Viva la mamma - the heart and soul of Italy
Franceso's mum, known as Nonna Lili, is a star on the Mangia Mangia website as well as in our Italian family for many reasons, she also makes the best lasagne full stop. It's her unique recipe we wanted to share with the world, starting from the Cathedral city of Lichfield in Staffordshire. Her beautiful food was the inspiration behind the beginning of our small family business cooking authentic Italian from our UK home. Nonna Lili has never been to Lichfield, she looks after her own mum Nonna Fifi who needs full-time care, but we hope one day she'll visit and maybe even run a course for those who'd love to learn to cook the Italian way.
Mother's Day is celebrated differently in Italy. Cooking is not seen as a chore, thus co-incidentally it's la mamma who prepares a special feast for her loved-ones. They come from far and wide to sit as one big noisy family at her table, at least that's what happens in Nonna Lili's house.
The pride of a mother seeing her happy offspring (and their offspring too) gathered together in her kitchen is the biggest gift she could ask for and cooking their favourite dishes for them is a labour of pure motherly love.

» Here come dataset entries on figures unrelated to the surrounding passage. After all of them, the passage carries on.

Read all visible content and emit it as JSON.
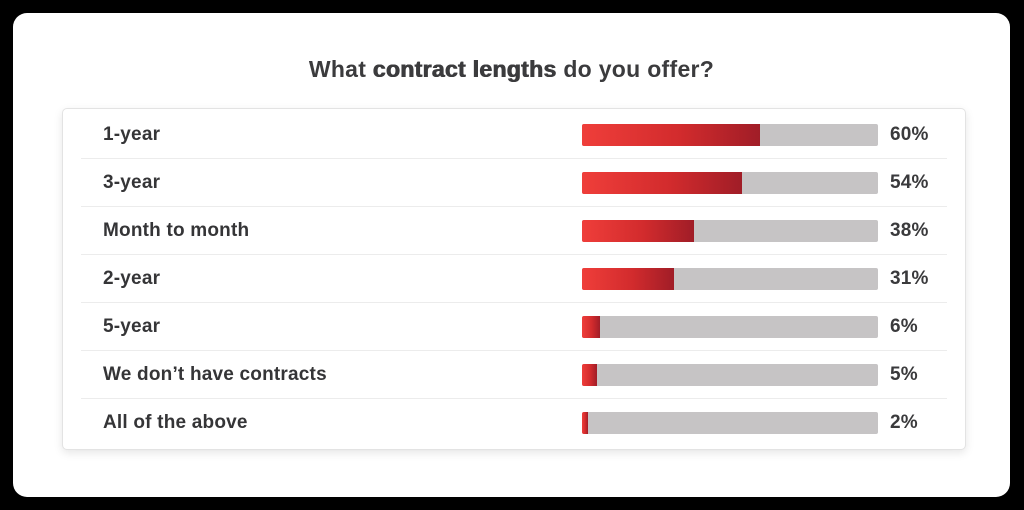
{
  "title": {
    "prefix": "What ",
    "emphasis": "contract lengths",
    "suffix": " do you offer?"
  },
  "chart_data": {
    "type": "bar",
    "orientation": "horizontal",
    "title": "What contract lengths do you offer?",
    "xlim": [
      0,
      100
    ],
    "grid": false,
    "legend": false,
    "categories": [
      "1-year",
      "3-year",
      "Month to month",
      "2-year",
      "5-year",
      "We don’t have contracts",
      "All of the above"
    ],
    "values": [
      60,
      54,
      38,
      31,
      6,
      5,
      2
    ],
    "value_labels": [
      "60%",
      "54%",
      "38%",
      "31%",
      "6%",
      "5%",
      "2%"
    ],
    "colors": {
      "bar_gradient_start": "#ef3e3a",
      "bar_gradient_end": "#a01d27",
      "track": "#c6c4c5",
      "text": "#3a3a3c",
      "frame_background": "#000000",
      "page_background": "#ffffff"
    }
  }
}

I truly believe that what you put into cooking can be tasted, especially joy.
Nonna Lili even refuses to let us do the dishes!
From our blog post Mamma Mia - "A mother's love is more than food, but in Italy, it's where love lies."
Our Italian Mother's Day lunch
Lasagna is known as pasticcio /pas-ti-cho/ in northern Italy. The quintessential dish is identical but regionally named differently. Many Italians will defend una lasagna as a sheet of raw pasta and lasagne as the dish, but it depends where they grew up.
Nonna Lili will always make her classic ragù pasticcio for lunch with a vegetarian option for me (the wayward daughter-in-law). We'll eagerly look forward to it, making sure we have lots of space for lots of food! Besides her glorious pasticcio (AKA Lasagna Classica on our Mangia Mangia menu) there may be a spinach and ricotta version or crespelle ai funghi, rolled savoury pancakes filled with mushrooms, baked in bechamel sauce.
She'll have prepared cooked vegetables in advance such as sliced, grilled aubergine or wilted spinach, sometimes grilled red peppers with a salad of radicchio freshly cut from her kitchen garden.
If we're lucky, pasticcio will be the primo (first course) and we'll be presented with a secondo (second course) of tagliata! This is what happened the last time we were at the nonni for lunch!
For most of the family tagliata is a real treat, it's prime beef, grilled and sliced, served rare on a bed of rocket leaves.
We'll always say, "What can we bring?" or "Let us bring dessert!" but Nonna Lili will always refuse saying, "It's already all done and I've bought pasticcini."
So we bring her cards and gifts and things she loves but only after a large tray of Italy's glorious mini pastries, pasticcini, while we're sipping our coffee, will she sit down at the table to open her presents with a contended sigh.
Not content because of what she will receive but because of what she already has.
Mother's Day is a time to celebrate our mums who've got us to where we are through sheer determination and often selfless choices. They say being a mother is the hardest job - it's true that feeling a sense of accomplishment for a task completed is a rare thing - one never truly stops being a mum, but with so many little life conquests, motherhood may well be the toughest job, but surely the sweetest...
The divine mother figure has been cherished throughout eternal history in many capacities, but as we know, there's always a legend in Italy and this one starts near Assisi as many legends do (see our blog post about San Valentino).
The year is 1957 and Mother's Day has been officially celebrated in America for decades, but not in Italy. In the small sleepy hamlet of Torbidetto, Umbria, High Priest Don Otello Migliosi decides to throw a religious party named 'Festa della Mamma' - The Mother's Party on the 12th of May. His motives lie in a sadness that overcomes him - having lost his own mother at 5 years old he wants to pay tribute to her. With cakes, music, dancing and singing in the piazza, the party is instantly a roaring success, so much so, that soon it's a national thing, and is staying put.
The Italian Festa della Mamma is celebrated every second Sunday in May with hand-made cards, little gifts and well-wishes of "Auguri!" In our family we acknowledge the occasion twice a year, but in Italy it often feels, through thoughts, deeds and words, that la mamma is celebrated every minute of every day.